Erken Yaşlarda Sınırlı Hatırlamanın Nedenleri
Bazı ebeveynler, çocuklarına “temel anılar” oluşturmak için ayrıntılı tatiller planlarken, erken çocukluk anılarının aslında oldukça sıradan olabileceği ortaya çıkıyor. Reese, “Ebeveynlerin asla ayrıntılı bir şekilde anlatmayı düşünmeyeceği anılar hatırlanabiliyor” ifadelerini kullanıyor.
Hafıza uzmanları, dilin bebeklik amnezisinde nasıl bir rol oynadığı konusunda hâlâ tartışıyor. Erken yaşlarda anıları hatırlamanın sınırlı olmasının nedenlerinden biri, bu deneyimlerin kelimelere dökülememesi olabilir. Ancak yapılan araştırmalar, dilin ötesinde başka faktörlerin de rol oynadığını gösteriyor.
İlk Adımlarınızı Hatırlıyor Musunuz?
Bazı bireyler, bebek arabasında gezdirildiklerini veya ilk adımlarını attıklarını hatırladıklarını iddia ediyor. Ancak 2018’de yapılan bir ankette, insanların yüzde 39’u ilk anılarının iki yaşından daha erken bir döneme ait olduğunu belirtiyor. Araştırmalar, bu erken anıların büyük ihtimalle fotoğraflara veya aile hikâyelerine dayalı uydurulmuş anılar olduğunu öne sürüyor.
Ünlü gelişim psikologu Jean Piaget, iki yaşındayken dadısının bir adamın kendisini kaçırmasını engellediğini hatırladığını söylemişti. Ancak yıllar sonra, dadısı bu hikâyenin tamamen uydurma olduğunu itiraf etti.
Hatırlanamayan Anılar Yetişkinlikte İnşa Edilen Anıların Temelini Oluşturabilir
Peki, ilk doğum günü, ilk adımlar, ilk deniz tatili gibi deneyimler gerçekten beynimizde bir yerde saklıysa, neden bu anılara bilinçli olarak erişemiyoruz?
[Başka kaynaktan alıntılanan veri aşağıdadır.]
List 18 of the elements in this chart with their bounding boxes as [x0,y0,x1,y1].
Psikologlar, unutmanın bazen uyum sağlamak için faydalı olabileceğini ifade ediyor. Ancak, yedi yaşından önce oluşan anıların, yetişkinlikte oluşanlara kıyasla neden daha hızlı silindiği tam olarak bilinmiyor.
Alberini, erken yaşta hatırlanmayan anıların, yetişkinlikte inşa edilen anıların temelini oluşturabileceğini öne sürüyor. Tıpkı bir evin temelleri gibi, görünmez olabilirler ama varlıkları hayati önemdedir.